Growth activities like content and outreach often work in exactly the same way.

There is a period of time where you are showing up, sharing your thinking, reaching out, and it can feel like very little is coming back. A few likes here and there, maybe a reply, often silence.

It’s very easy in that space to assume it isn’t working.

But what I’ve seen over and over again, both in my own business and with my clients, is that there is far more happening than you realise.

I’ve lost count of the times people have said to me, “I loved your last newsletter” or “That post you shared really stayed with me,” and I’ll realise I had no idea they were even reading. They’ve never replied, never liked, never engaged in any visible way, and yet they’ve been following along, taking it in, and trusting me more in the process. 
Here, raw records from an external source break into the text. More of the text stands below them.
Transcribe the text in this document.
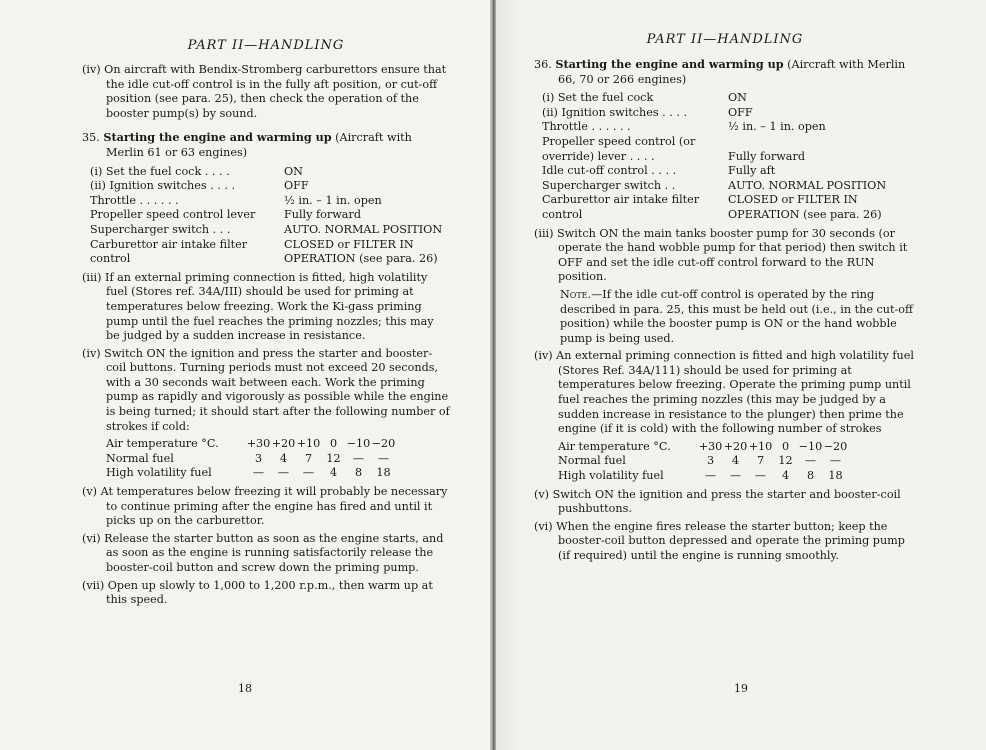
PART II—HANDLING

(iv) On aircraft with Bendix-Stromberg carburettors ensure that the idle cut-off control is in the fully aft position, or cut-off position (see para. 25), then check the operation of the booster pump(s) by sound.

35. Starting the engine and warming up (Aircraft with Merlin 61 or 63 engines)

(i) Set the fuel cock . . . .	ON
(ii) Ignition switches . . . .	OFF
Throttle . . . . . .	½ in. – 1 in. open
Propeller speed control lever	Fully forward
Supercharger switch . . .	AUTO. NORMAL POSITION
Carburettor air intake filter control	CLOSED or FILTER IN OPERATION (see para. 26)

(iii) If an external priming connection is fitted, high volatility fuel (Stores ref. 34A/III) should be used for priming at temperatures below freezing. Work the Ki-gass priming pump until the fuel reaches the priming nozzles; this may be judged by a sudden increase in resistance.

(iv) Switch ON the ignition and press the starter and booster-coil buttons. Turning periods must not exceed 20 seconds, with a 30 seconds wait between each. Work the priming pump as rapidly and vigorously as possible while the engine is being turned; it should start after the following number of strokes if cold:

Air temperature °C.	+30	+20	+10	0	−10	−20
Normal fuel	3	4	7	12	—	—
High volatility fuel	—	—	—	4	8	18

(v) At temperatures below freezing it will probably be necessary to continue priming after the engine has fired and until it picks up on the carburettor.

(vi) Release the starter button as soon as the engine starts, and as soon as the engine is running satisfactorily release the booster-coil button and screw down the priming pump.

(vii) Open up slowly to 1,000 to 1,200 r.p.m., then warm up at this speed.

18
PART II—HANDLING

36. Starting the engine and warming up (Aircraft with Merlin 66, 70 or 266 engines)

(i) Set the fuel cock	ON
(ii) Ignition switches . . . .	OFF
Throttle . . . . . .	½ in. – 1 in. open
Propeller speed control (or override) lever . . . .	Fully forward
Idle cut-off control . . . .	Fully aft
Supercharger switch . .	AUTO. NORMAL POSITION
Carburettor air intake filter control	CLOSED or FILTER IN OPERATION (see para. 26)

(iii) Switch ON the main tanks booster pump for 30 seconds (or operate the hand wobble pump for that period) then switch it OFF and set the idle cut-off control forward to the RUN position.

Note.—If the idle cut-off control is operated by the ring described in para. 25, this must be held out (i.e., in the cut-off position) while the booster pump is ON or the hand wobble pump is being used.

(iv) An external priming connection is fitted and high volatility fuel (Stores Ref. 34A/111) should be used for priming at temperatures below freezing. Operate the priming pump until fuel reaches the priming nozzles (this may be judged by a sudden increase in resistance to the plunger) then prime the engine (if it is cold) with the following number of strokes

Air temperature °C.	+30	+20	+10	0	−10	−20
Normal fuel	3	4	7	12	—	—
High volatility fuel	—	—	—	4	8	18

(v) Switch ON the ignition and press the starter and booster-coil pushbuttons.

(vi) When the engine fires release the starter button; keep the booster-coil button depressed and operate the priming pump (if required) until the engine is running smoothly.

19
The same thing happens with my clients. They’ll tell me they “only” got two or three responses to something they shared, and they dismiss it almost immediately because they’re focused on all the people who didn’t engage.

But those two or three people matter. They are paying attention. They are leaning in. They are often much closer to working with you than the numbers suggest. A brilliant coach once said to me, “Your next client is right in front of you,” and half the time I think we’re too busy looking out there to see them.

When you overlook this, you miss the actual signal. Because here’s the thing: 

Not all results are visible.

Attention is a result. Recognition is a result. Trust building is a result. They just don’t always show up in ways that are easy to measure or validate in the moment.

And if you only trust what you can see, you will almost always assume it’s not working far sooner than is actually true.

That’s the point where people stop, or pivot, or start something new, thinking they need a different strategy, when in reality they just haven’t stayed with the current one long enough.

At the same time, there’s another question that matters just as much.

It’s not only “is this working?” or even “have I stayed with this long enough?”

It’s also “am I doing this in a way that can actually create results?”

Because consistency on its own isn’t enough.

You can show up every week with content, but if what you’re sharing doesn’t speak to a clear problem your ideal clients are facing, it’s unlikely to lead anywhere.

You can be reaching out to people regularly, but if those conversations stay at the level of friendly catch-ups, without any direction or depth, they’re unlikely to turn into opportunities.

So there are two things to hold at the same time.

Staying in the process long enough for the invisible to become visible.

And making sure that what you’re doing is actually designed to create results in the first place.

When those two things come together, that’s when momentum builds.